Both of these are acceptable, in my view, though the former at least stems from a language deficit. I think this may be a common situation, in fact; most dynamic_casts (and a great many "design patterns" in general) are workarounds for specific language flaws rather than something that aim for.
It can be used for a bit of run-time type-safety when exposing handles to objects though a C interface. Have all the exposed classes inherit from a common base class. When accepting a handle to a function, first cast to the base class, then dynamic cast to the class you're expecting. If they passed in a non-sensical handle, you'll get an exception when the run-time can't find the rtti. If they passed in a valid handle of the wrong type, you get a NULL pointer and can throw your own exception. If they passed in the correct pointer, you're good to go.

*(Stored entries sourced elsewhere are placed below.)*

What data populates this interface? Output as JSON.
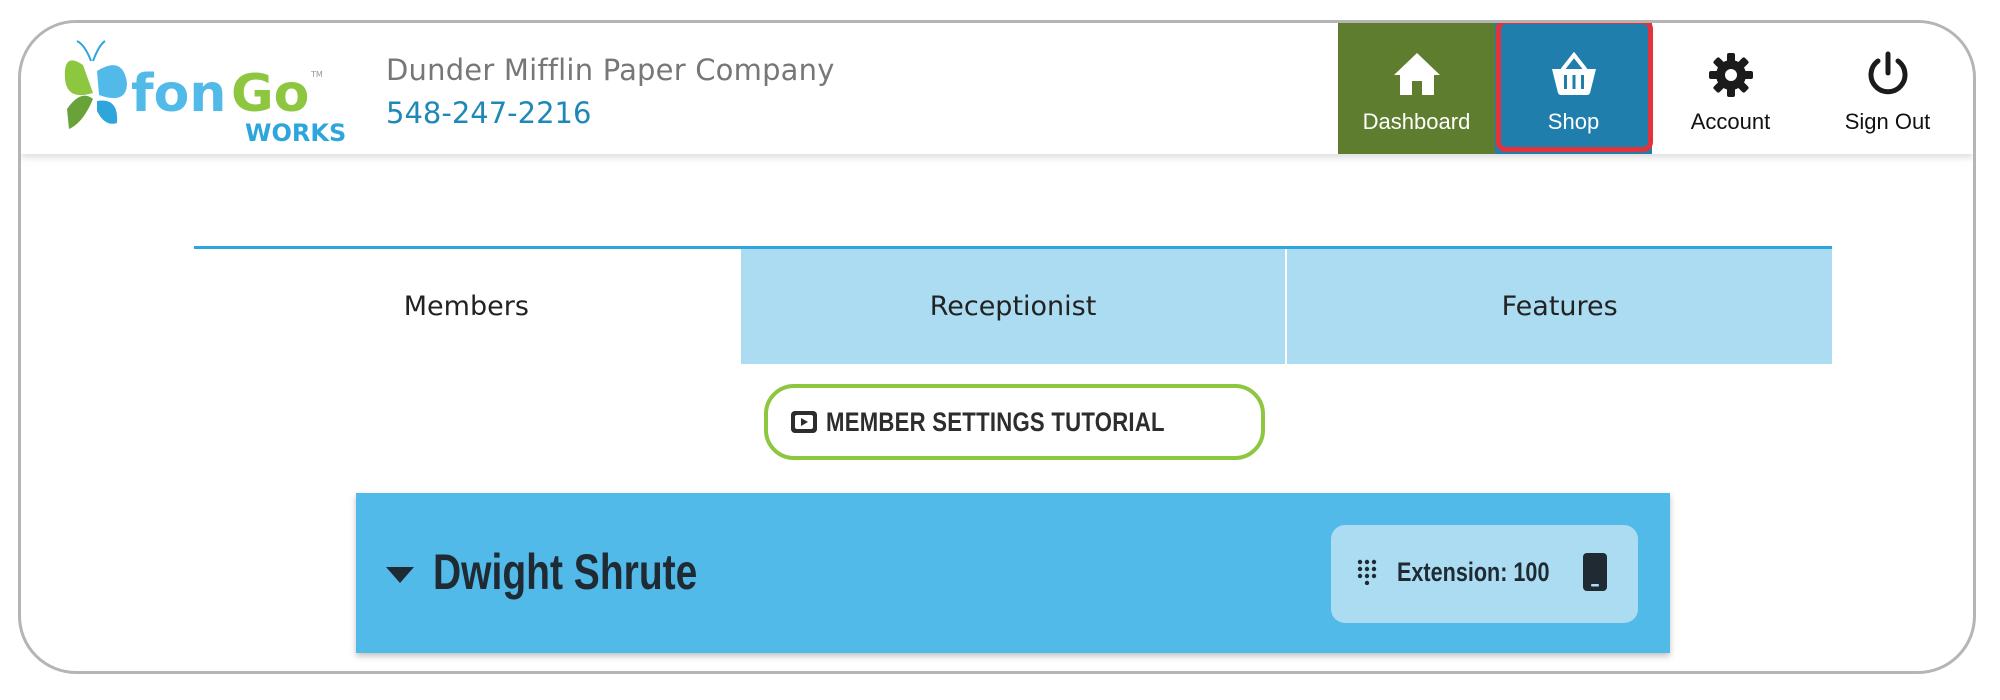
{
  "app": {
    "logo_text": "fonGo WORKS",
    "company_name": "Dunder Mifflin Paper Company",
    "company_phone": "548-247-2216"
  },
  "nav": [
    {
      "label": "Dashboard",
      "icon": "home-icon",
      "color": "#5e7d2e"
    },
    {
      "label": "Shop",
      "icon": "basket-icon",
      "color": "#1f7eab",
      "highlighted": true
    },
    {
      "label": "Account",
      "icon": "gear-icon"
    },
    {
      "label": "Sign Out",
      "icon": "power-icon"
    }
  ],
  "tabs": [
    {
      "label": "Members",
      "active": true
    },
    {
      "label": "Receptionist",
      "active": false
    },
    {
      "label": "Features",
      "active": false
    }
  ],
  "tutorial": {
    "label": "MEMBER SETTINGS TUTORIAL",
    "icon": "video-play-icon"
  },
  "member": {
    "name": "Dwight Shrute",
    "extension_label": "Extension: 100",
    "expanded": true
  },
  "colors": {
    "accent_blue": "#52bae9",
    "tab_inactive": "#abdcf1",
    "dashboard_green": "#5e7d2e",
    "shop_blue": "#1f7eab",
    "tutorial_border": "#8dc63f",
    "highlight_red": "#e2333d"
  }
}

This isn't fool-proof, but it is certainly better at catching mistaken calls to the libraries than a straight reinterpret cast from a handle, and waiting until some data gets mysteriously corrupted when you pass the wrong handle in.
Well it would really be nice with extension methods in C#.
For example let's say I have a list of objects and I want to get a list of all ids from them. I can step through them all and pull them out but I would like to segment out that code for reuse.
so something like
List<myObject> myObjectList = getMyObjects();
List<string> ids = myObjectList.PropertyList("id");
would be cool except on the extension method you won't know the type that is coming in.
So
public static List<string> PropertyList(this object objList, string propName) {
var genList = (objList.GetType())objList;
}
would be awesome.
It is very useful, however, most of the times it is too useful: if for getting the job done the easiest way is to do a dynamic_cast, it's more often than not a symptom of bad OO design, what in turn might lead to trouble in the future in unforeseen ways.